New Delhi: In an upcoming move set to commence in October, India is poised to enact a ban on sugar exports, marking a cessation of shipments for the first time in a span of seven years, as per a Reuters report. This embargo is attributed to diminished sugarcane yields due to insufficient rainfall experienced this year.
This prohibition is expected to contribute to the already elevated rates in New York and London, where sugar prices are currently trading at multi-year highs. The consequence of this development could intensify inflationary pressures within the global food markets.
A government official, cited by Reuters, emphasized the primary focus on addressing local sugar requirements and utilizing surplus sugarcane for ethanol production. The official stated, "Our primary focus is to fulfil local sugar requirements and produce ethanol from surplus sugarcane. For the upcoming season, we will not have enough sugar to allocate for export quotas."

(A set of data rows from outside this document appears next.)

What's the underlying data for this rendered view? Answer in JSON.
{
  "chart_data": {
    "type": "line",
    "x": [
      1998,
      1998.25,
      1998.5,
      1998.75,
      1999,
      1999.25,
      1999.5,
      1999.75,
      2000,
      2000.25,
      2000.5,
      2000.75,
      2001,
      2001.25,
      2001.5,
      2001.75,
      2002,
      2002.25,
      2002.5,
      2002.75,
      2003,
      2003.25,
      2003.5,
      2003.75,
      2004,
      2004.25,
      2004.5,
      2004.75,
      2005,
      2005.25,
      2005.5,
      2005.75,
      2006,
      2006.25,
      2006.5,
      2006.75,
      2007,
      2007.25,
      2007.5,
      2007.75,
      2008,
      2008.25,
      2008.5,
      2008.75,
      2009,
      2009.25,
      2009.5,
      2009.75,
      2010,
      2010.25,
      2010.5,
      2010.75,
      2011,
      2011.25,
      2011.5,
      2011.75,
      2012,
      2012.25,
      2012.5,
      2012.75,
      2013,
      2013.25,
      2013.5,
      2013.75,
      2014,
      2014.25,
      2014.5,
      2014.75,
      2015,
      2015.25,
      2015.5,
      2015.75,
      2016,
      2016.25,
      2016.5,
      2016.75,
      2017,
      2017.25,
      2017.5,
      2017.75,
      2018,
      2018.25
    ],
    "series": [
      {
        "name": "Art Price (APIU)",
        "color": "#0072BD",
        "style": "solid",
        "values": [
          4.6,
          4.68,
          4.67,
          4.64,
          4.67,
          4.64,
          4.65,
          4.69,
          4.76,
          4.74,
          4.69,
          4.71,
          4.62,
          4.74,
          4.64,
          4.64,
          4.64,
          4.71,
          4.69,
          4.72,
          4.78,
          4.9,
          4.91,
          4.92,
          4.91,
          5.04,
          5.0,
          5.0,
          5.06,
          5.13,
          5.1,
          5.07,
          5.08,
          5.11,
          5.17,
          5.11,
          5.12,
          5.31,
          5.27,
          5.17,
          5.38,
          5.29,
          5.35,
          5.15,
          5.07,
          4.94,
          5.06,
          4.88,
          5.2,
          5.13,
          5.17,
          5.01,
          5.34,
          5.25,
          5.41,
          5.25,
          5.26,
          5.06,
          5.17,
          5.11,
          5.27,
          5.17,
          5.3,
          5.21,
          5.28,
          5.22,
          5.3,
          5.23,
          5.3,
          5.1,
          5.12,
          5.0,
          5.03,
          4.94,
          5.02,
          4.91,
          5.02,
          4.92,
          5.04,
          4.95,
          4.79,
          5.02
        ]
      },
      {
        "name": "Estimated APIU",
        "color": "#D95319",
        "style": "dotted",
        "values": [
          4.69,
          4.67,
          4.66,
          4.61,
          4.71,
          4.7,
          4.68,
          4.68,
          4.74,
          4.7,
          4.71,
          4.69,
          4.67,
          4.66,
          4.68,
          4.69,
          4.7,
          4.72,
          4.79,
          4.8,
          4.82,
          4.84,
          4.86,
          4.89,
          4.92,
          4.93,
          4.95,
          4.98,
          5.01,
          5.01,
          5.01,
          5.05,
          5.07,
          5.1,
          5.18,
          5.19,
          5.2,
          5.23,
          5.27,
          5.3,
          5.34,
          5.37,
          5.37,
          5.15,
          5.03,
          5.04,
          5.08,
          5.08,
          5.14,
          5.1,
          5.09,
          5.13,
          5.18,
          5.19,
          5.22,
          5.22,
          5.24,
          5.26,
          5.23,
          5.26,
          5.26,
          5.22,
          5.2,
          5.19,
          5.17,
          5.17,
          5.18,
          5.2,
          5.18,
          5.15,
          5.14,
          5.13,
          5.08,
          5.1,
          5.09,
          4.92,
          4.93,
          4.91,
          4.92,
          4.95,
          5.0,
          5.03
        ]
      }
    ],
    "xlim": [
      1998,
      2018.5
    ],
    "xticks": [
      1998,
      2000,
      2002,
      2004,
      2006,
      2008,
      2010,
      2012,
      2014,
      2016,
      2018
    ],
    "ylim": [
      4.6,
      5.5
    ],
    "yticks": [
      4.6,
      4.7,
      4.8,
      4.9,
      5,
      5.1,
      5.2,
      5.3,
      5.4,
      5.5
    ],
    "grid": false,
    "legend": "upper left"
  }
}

The impact of the inadequate monsoon rains in major sugarcane-growing districts, particularly in Maharashtra and Karnataka, is noteworthy. These regions collectively contribute to over half of India's total sugar output. With limited rainfall anticipated to impact both the 2023/24 sugar output and the subsequent planting for 2024/25, the nation's sugar industry faces challenges.
As a response to escalating local sugar prices, the government has urged mills to augment sales by an additional 2,00,000 tonnes in August. This comes amid projections by Reuters indicating a potential 3.3% decline in India's sugar production, totaling 31.7 million tonnes, for the 2023/24 season.
In the broader economic context, India is grappling with a retail inflation surge to a 15-month peak of 7.44% in July, with food inflation soaring to 11.5%, the highest in over three years.